There are following sustainability criteria defined by the EU for today. Biofuels must be capable of saving the amounts of greenhouse emissions of at least 35% as compared with the fossil fuel. In 2017 these requirements will face a significant rise to 50%. In 2018 the rate will experience 60% increase for the new plants which will be engaged in energy production. When calculating the amount of greenhouse gas emissions, all life cycle emissions should be taken note of. Biofuels cannot be grown on the territory with high carbon stock. Biofuels cannot be made of feedstock grown in areas with high biodiversity.

German Renewable Energy Sources Act and European Law

German Renewable Energy Sources Act faced amendments due to the law of Europe. Not long ago the European Commission approved the amendment and the law came into force on the 1st of August, 2014. Nonetheless, the commission made several limitations.

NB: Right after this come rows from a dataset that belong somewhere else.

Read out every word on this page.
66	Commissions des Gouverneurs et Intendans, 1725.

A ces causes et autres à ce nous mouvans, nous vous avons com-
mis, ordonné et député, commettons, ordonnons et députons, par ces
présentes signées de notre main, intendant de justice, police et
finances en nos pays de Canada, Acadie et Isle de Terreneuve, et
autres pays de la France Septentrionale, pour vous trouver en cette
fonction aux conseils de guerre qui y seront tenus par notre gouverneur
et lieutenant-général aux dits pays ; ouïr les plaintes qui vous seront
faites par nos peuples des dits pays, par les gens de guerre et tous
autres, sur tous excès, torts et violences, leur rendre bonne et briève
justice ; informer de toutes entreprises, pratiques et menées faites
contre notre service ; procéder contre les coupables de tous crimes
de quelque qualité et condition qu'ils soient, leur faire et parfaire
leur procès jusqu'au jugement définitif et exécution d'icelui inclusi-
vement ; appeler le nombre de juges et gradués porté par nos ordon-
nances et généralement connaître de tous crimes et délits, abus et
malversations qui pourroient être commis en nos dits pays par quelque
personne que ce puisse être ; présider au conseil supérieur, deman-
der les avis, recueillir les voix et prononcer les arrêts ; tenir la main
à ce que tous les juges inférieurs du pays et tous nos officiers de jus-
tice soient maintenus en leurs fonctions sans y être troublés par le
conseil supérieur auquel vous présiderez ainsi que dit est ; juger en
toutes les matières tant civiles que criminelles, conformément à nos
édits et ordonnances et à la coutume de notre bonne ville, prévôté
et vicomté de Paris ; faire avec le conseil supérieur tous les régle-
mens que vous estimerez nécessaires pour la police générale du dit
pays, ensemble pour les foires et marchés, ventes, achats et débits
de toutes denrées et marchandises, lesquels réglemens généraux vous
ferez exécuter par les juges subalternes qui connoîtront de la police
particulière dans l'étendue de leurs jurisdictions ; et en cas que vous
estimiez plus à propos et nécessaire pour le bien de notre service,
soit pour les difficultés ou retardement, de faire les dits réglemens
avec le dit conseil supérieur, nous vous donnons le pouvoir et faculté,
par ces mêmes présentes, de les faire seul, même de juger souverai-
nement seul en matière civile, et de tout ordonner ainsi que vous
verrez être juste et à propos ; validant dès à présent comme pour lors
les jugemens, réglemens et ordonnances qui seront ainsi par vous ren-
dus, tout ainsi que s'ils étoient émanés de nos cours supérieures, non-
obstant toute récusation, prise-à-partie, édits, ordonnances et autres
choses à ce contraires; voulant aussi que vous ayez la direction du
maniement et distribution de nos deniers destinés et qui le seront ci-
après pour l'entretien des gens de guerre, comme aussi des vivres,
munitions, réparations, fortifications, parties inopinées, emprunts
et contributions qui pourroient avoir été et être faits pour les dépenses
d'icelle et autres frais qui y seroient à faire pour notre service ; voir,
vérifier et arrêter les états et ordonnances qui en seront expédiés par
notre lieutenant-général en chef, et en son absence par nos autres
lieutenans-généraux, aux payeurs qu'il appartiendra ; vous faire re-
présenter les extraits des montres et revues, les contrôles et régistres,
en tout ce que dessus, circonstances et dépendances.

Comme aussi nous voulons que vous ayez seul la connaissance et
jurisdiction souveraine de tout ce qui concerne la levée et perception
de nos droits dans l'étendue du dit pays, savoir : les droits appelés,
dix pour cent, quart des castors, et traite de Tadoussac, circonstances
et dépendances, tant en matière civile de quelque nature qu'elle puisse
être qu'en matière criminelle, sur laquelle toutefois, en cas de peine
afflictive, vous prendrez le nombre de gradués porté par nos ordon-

Until 31 December 2016 the European Commission approved the support of Germany of electricity produced from renewable sources of energy. Till then, the market should be determined by feed-in tariffs. Due to new tenders, the commission states that the new law should be adopted in this regard. The law is supposed to introduce the above mentioned tenders. Small equipment which produces energy in the amount below 100 kW will be paid for by feed-in tariffs for 10 years. They also initiated a new reduction of intensive energy users.